Entertainment

‘Romeo & Juliet’ gets ‘male’-d to the Middle East

It may advance the cause of Arab-Israeli relations, but the new play “Dogs” doesn’t do much to help theater. This new work by the Israeli company TheaterCan at the Fringe Festival concerns a group of five Arabs and Jews attempting to stage an all-male production of “Romeo and Juliet.” But that description doesn’t exactly do justice to the chaotic goings-on, which include stiffly staged musical numbers and such absurdist plot developments as a male character getting pregnant.

Playwright Ido Bornstein certainly means well with this stylized effort centering on a gay theater director with grandiose ambitions for his multicultural production.

“I want to be Cupid,” the director, Gili (Lavi Zytner), explains about his revised version of Shakespeare’s tragedy, in which Juliet apparently doesn’t die. “I want tons of Arabs to come from Jenin and marry Jews.”

His plans are predictably threatened by the strained interactions during rehearsals among his reluctant cast, who at one point engage in a vicious exchange of racial jokes. Another heated argument arises over whether Juliet will be depicted as a Jew or an Arab.

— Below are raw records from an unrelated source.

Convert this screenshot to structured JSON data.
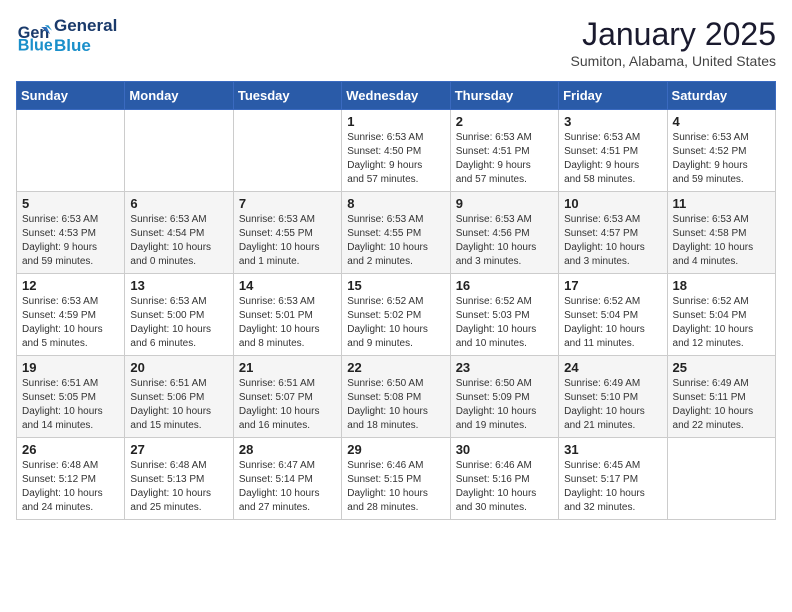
{
  "logo": {
    "line1": "General",
    "line2": "Blue"
  },
  "title": "January 2025",
  "subtitle": "Sumiton, Alabama, United States",
  "weekdays": [
    "Sunday",
    "Monday",
    "Tuesday",
    "Wednesday",
    "Thursday",
    "Friday",
    "Saturday"
  ],
  "weeks": [
    [
      {
        "day": "",
        "info": ""
      },
      {
        "day": "",
        "info": ""
      },
      {
        "day": "",
        "info": ""
      },
      {
        "day": "1",
        "info": "Sunrise: 6:53 AM\nSunset: 4:50 PM\nDaylight: 9 hours\nand 57 minutes."
      },
      {
        "day": "2",
        "info": "Sunrise: 6:53 AM\nSunset: 4:51 PM\nDaylight: 9 hours\nand 57 minutes."
      },
      {
        "day": "3",
        "info": "Sunrise: 6:53 AM\nSunset: 4:51 PM\nDaylight: 9 hours\nand 58 minutes."
      },
      {
        "day": "4",
        "info": "Sunrise: 6:53 AM\nSunset: 4:52 PM\nDaylight: 9 hours\nand 59 minutes."
      }
    ],
    [
      {
        "day": "5",
        "info": "Sunrise: 6:53 AM\nSunset: 4:53 PM\nDaylight: 9 hours\nand 59 minutes."
      },
      {
        "day": "6",
        "info": "Sunrise: 6:53 AM\nSunset: 4:54 PM\nDaylight: 10 hours\nand 0 minutes."
      },
      {
        "day": "7",
        "info": "Sunrise: 6:53 AM\nSunset: 4:55 PM\nDaylight: 10 hours\nand 1 minute."
      },
      {
        "day": "8",
        "info": "Sunrise: 6:53 AM\nSunset: 4:55 PM\nDaylight: 10 hours\nand 2 minutes."
      },
      {
        "day": "9",
        "info": "Sunrise: 6:53 AM\nSunset: 4:56 PM\nDaylight: 10 hours\nand 3 minutes."
      },
      {
        "day": "10",
        "info": "Sunrise: 6:53 AM\nSunset: 4:57 PM\nDaylight: 10 hours\nand 3 minutes."
      },
      {
        "day": "11",
        "info": "Sunrise: 6:53 AM\nSunset: 4:58 PM\nDaylight: 10 hours\nand 4 minutes."
      }
    ],
    [
      {
        "day": "12",
        "info": "Sunrise: 6:53 AM\nSunset: 4:59 PM\nDaylight: 10 hours\nand 5 minutes."
      },
      {
        "day": "13",
        "info": "Sunrise: 6:53 AM\nSunset: 5:00 PM\nDaylight: 10 hours\nand 6 minutes."
      },
      {
        "day": "14",
        "info": "Sunrise: 6:53 AM\nSunset: 5:01 PM\nDaylight: 10 hours\nand 8 minutes."
      },
      {
        "day": "15",
        "info": "Sunrise: 6:52 AM\nSunset: 5:02 PM\nDaylight: 10 hours\nand 9 minutes."
      },
      {
        "day": "16",
        "info": "Sunrise: 6:52 AM\nSunset: 5:03 PM\nDaylight: 10 hours\nand 10 minutes."
      },
      {
        "day": "17",
        "info": "Sunrise: 6:52 AM\nSunset: 5:04 PM\nDaylight: 10 hours\nand 11 minutes."
      },
      {
        "day": "18",
        "info": "Sunrise: 6:52 AM\nSunset: 5:04 PM\nDaylight: 10 hours\nand 12 minutes."
      }
    ],
    [
      {
        "day": "19",
        "info": "Sunrise: 6:51 AM\nSunset: 5:05 PM\nDaylight: 10 hours\nand 14 minutes."
      },
      {
        "day": "20",
        "info": "Sunrise: 6:51 AM\nSunset: 5:06 PM\nDaylight: 10 hours\nand 15 minutes."
      },
      {
        "day": "21",
        "info": "Sunrise: 6:51 AM\nSunset: 5:07 PM\nDaylight: 10 hours\nand 16 minutes."
      },
      {
        "day": "22",
        "info": "Sunrise: 6:50 AM\nSunset: 5:08 PM\nDaylight: 10 hours\nand 18 minutes."
      },
      {
        "day": "23",
        "info": "Sunrise: 6:50 AM\nSunset: 5:09 PM\nDaylight: 10 hours\nand 19 minutes."
      },
      {
        "day": "24",
        "info": "Sunrise: 6:49 AM\nSunset: 5:10 PM\nDaylight: 10 hours\nand 21 minutes."
      },
      {
        "day": "25",
        "info": "Sunrise: 6:49 AM\nSunset: 5:11 PM\nDaylight: 10 hours\nand 22 minutes."
      }
    ],
    [
      {
        "day": "26",
        "info": "Sunrise: 6:48 AM\nSunset: 5:12 PM\nDaylight: 10 hours\nand 24 minutes."
      },
      {
        "day": "27",
        "info": "Sunrise: 6:48 AM\nSunset: 5:13 PM\nDaylight: 10 hours\nand 25 minutes."
      },
      {
        "day": "28",
        "info": "Sunrise: 6:47 AM\nSunset: 5:14 PM\nDaylight: 10 hours\nand 27 minutes."
      },
      {
        "day": "29",
        "info": "Sunrise: 6:46 AM\nSunset: 5:15 PM\nDaylight: 10 hours\nand 28 minutes."
      },
      {
        "day": "30",
        "info": "Sunrise: 6:46 AM\nSunset: 5:16 PM\nDaylight: 10 hours\nand 30 minutes."
      },
      {
        "day": "31",
        "info": "Sunrise: 6:45 AM\nSunset: 5:17 PM\nDaylight: 10 hours\nand 32 minutes."
      },
      {
        "day": "",
        "info": ""
      }
    ]
  ]
}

Every once in a while, the action is interrupted by songs performed in both Hebrew and Arabic, accompanied by stylized movements that can only generously be described as dancing.

Physical restraints, ranging from a motorcycle helmet worn by the director’s brother to handcuffs on one of the Arabs, provide all-too-easy symbols for the emotional blocks plaguing the characters as they attempt to overcome their deep-rooted resentments.

Director Shlomo Plessner is unable to provide much coherency to the proceedings, with several of the performers’ often unintelligible accents further adding to the confusion.

The dizzying barrage of sexual and ethnic themes never fully comes into focus, and the strained attempts at humor—“He has the presence of a young De Niro,” the director says about one of the Arab actors—mainly fall flat.

“Dogs” deserves points for sheer ambition. But the muddled execution squashes the provocativeness of its ideas.